- Clinician Scientist, KGHRI
- Associate Professor, Echocardiography, Queen’s University
- Founder & Director, Cardiovascular Imaging Network at Queen’s (CINQ
Dr. Johri’s particular interest is in 3D echocardiography, quality control in the echo lab, interventional echocardiography, hand-held cardiac and vascular ultrasound, and carotid plaque and strain assessment. He also has extensive experience in echo-guided CRT optimization and TEE guided percutaneous aortic valve replacement (TAVI). He serves as an executive member of the ASE Standards and Guidelines Committee is actively participating in the development and review this society's position statement on Hand-Held Cardiac Ultrasound. He is a SEAMO and Heart and Stroke funded clinical scientist.
Education and honours
- Doctor of Medicine, Queen’s University
- Master of Science, McMaster University
- Cardiology FRCPC, Internal Medicine FRCPC, Queen’s University
- Fellow of the American Society of Echocardiography, Harvard University
- 2016 Ontario Research Fund Early Researcher Award
Dr. Johri joined the Echocardiography group at Queen’s University in 2010 after completing an Advanced Fellowship in Echocardiography (Level III) and Multi-modality Imaging at Harvard University Medical School, Boston MA. He is the Founder/Director of the Cardiovascular Imaging Network at Queen's (CINQ) and has the distinction of Fellow of the American Society of Echocardiography (ASE) in recognition of his various contributions to the advancement of the field of ultrasound.
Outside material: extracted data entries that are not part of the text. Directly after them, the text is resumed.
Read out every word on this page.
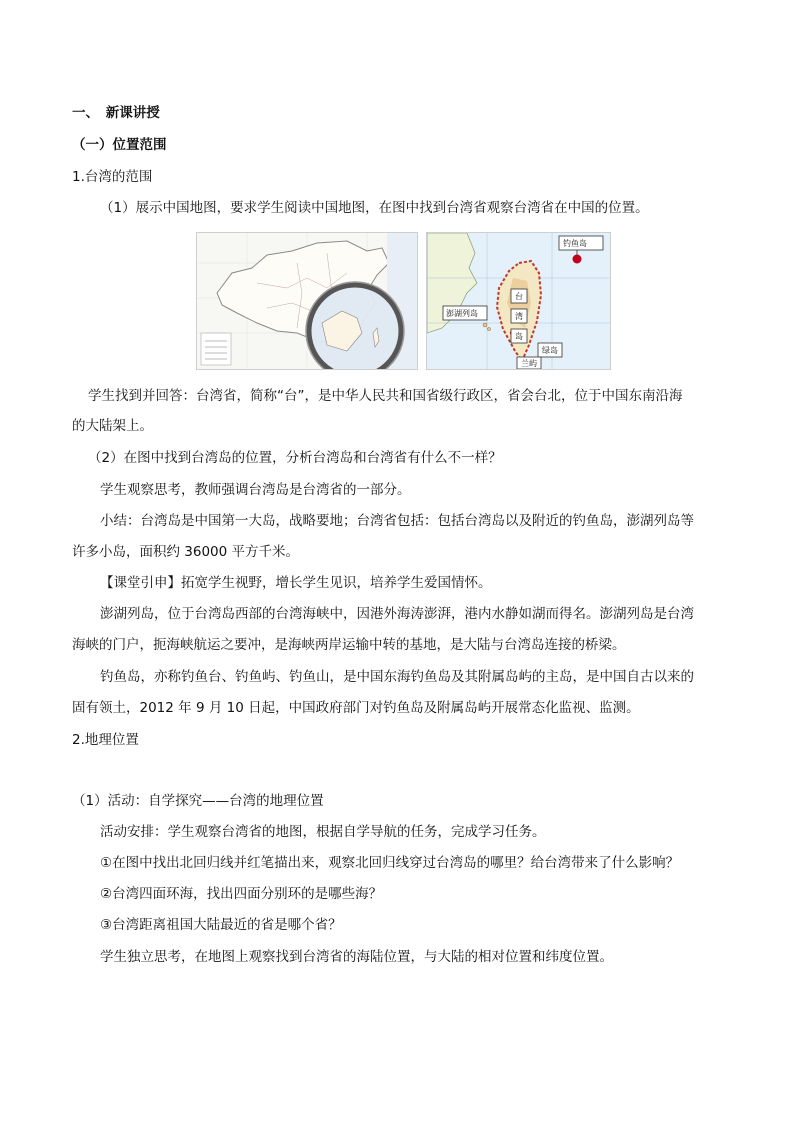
一、　新课讲授
（一）位置范围
1.台湾的范围
（1）展示中国地图，要求学生阅读中国地图，在图中找到台湾省观察台湾省在中国的位置。
钓鱼岛
澎湖列岛
台
湾
岛
绿岛
兰屿
学生找到并回答：台湾省，简称“台”，是中华人民共和国省级行政区，省会台北，位于中国东南沿海
的大陆架上。
（2）在图中找到台湾岛的位置，分析台湾岛和台湾省有什么不一样？
学生观察思考，教师强调台湾岛是台湾省的一部分。
小结：台湾岛是中国第一大岛，战略要地；台湾省包括：包括台湾岛以及附近的钓鱼岛，澎湖列岛等
许多小岛，面积约 36000 平方千米。
【课堂引申】拓宽学生视野，增长学生见识，培养学生爱国情怀。
澎湖列岛，位于台湾岛西部的台湾海峡中，因港外海涛澎湃，港内水静如湖而得名。澎湖列岛是台湾
海峡的门户，扼海峡航运之要冲，是海峡两岸运输中转的基地，是大陆与台湾岛连接的桥梁。
钓鱼岛，亦称钓鱼台、钓鱼屿、钓鱼山，是中国东海钓鱼岛及其附属岛屿的主岛，是中国自古以来的
固有领土，2012 年 9 月 10 日起，中国政府部门对钓鱼岛及附属岛屿开展常态化监视、监测。
2.地理位置
（1）活动：自学探究——台湾的地理位置
活动安排：学生观察台湾省的地图，根据自学导航的任务，完成学习任务。
①在图中找出北回归线并红笔描出来，观察北回归线穿过台湾岛的哪里？给台湾带来了什么影响？
②台湾四面环海，找出四面分别环的是哪些海？
③台湾距离祖国大陆最近的省是哪个省？
学生独立思考，在地图上观察找到台湾省的海陆位置，与大陆的相对位置和纬度位置。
Dr. Johri’s current research interests include the investigation of carotid intimal medial thickening, atherosclerotic plaque quantification, carotid strain, 3D cardiac strain, and 3D stress testing. His laboratory focuses on the innovation of non-invasive techniques to predict and diagnose atherosclerotic cardiovascular disease with a focus on three-dimensional carotid ultrasound. Ultrasound is used for: assessment of carotid plaque for early detection of atherosclerotic cardiovascular disease (ACVD), enhancing the stress echocardiogram to better predict significant ACVD, integrating genetic biomarkers to predict ACVD, and monitoring response to treatment of ACVD using novel pharmacologic agents. His laboratory is supported by the Canada Foundation for Innovation, the SEAMO Clinical Scientist Development Program, and The Heart and Stroke Foundation of Canada.